Combining modalities: two experiments on multimodal NLP
Speaker: Benoit Sagot, Inria
Research Director at Inria, head of the ALPAGE (2014-2016) and ALMAnaCH (2017-) teams. Co-founder of the Verbatim Analysis (2009-) and opensquare (2016-) Inria start-ups.
The spread of neural networks within all subfields of Artificial Intelligence (AI), including Natural Language Processing (NLP), speech processing, computer vision, has drastically impacted how we can tackle multimodal tasks and has allowed for new unified approaches. In this talk, after a brief review of the ongoing paradigm shift, I will describe two recent works involving multimodality in relation to machine translation (MT), one involving speech and the other images. I will first present a new approach to zero-shot cross-modal transfer between speech and text for translation tasks, which relies on a modular architecture in which multilingual speech and text are encoded in a joint fixed-size representation space. Despite this bottleneck and no cross-modal labelled translation data being used during training, we achieve competitive results in all translation tasks. I will then present a novel approach to image-enhanced MT, also known as multimodal MT (MMT). Recent work has shown that obtaining improvements from images is challenging, limited not only by the difficulty of building effective cross-modal representations, but also by the lack of specific evaluation and training data. I will describe our novel approach to the task as well as our new contrastive multimodal translation evaluation dataset CoMMuTE, and will show that we obtain competitive results compared to strong text-only models on standard English-to-French, English-to-German and English-to-Czech benchmarks and outperform baselines and state-of-the-art MMT systems by a large margin on our contrastive test set. I will conclude with a few thoughts on the future of multimodal NLP in the context of a new generation of conversational agents.

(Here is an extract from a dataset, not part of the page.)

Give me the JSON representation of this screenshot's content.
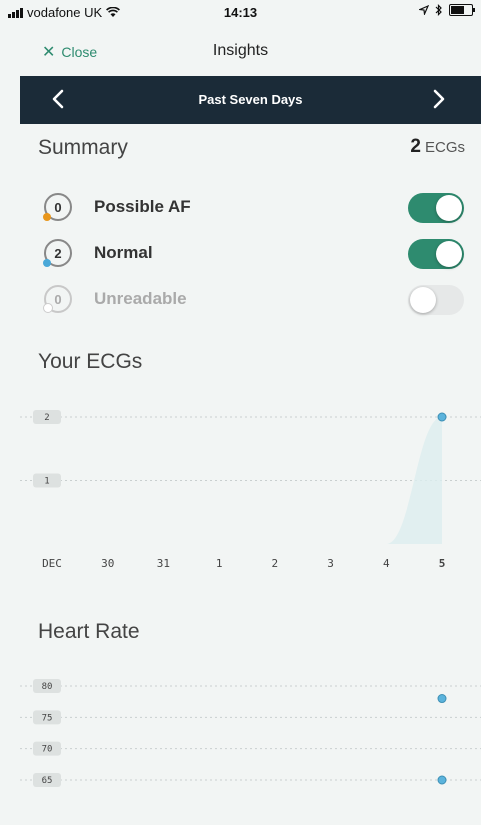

The work on cross-modal MT between text and speech was carried out in collaboration with Paul-Ambroise Duquenne (META and Inria) and Holger Schwenk (META). The work on MMT was carried out in collaboration with Matthieu Futeral-Peter (Inria; PRAIRIE), Rachel Bawden (Inria; PRAIRIE), Ivan Laptev (Inria and ENS; PRAIRIE) and Cordelia Schmid (Inria and ENS; PRAIRIE). Both works are also carried out under the umbrella of my role as PRAIRIE chair.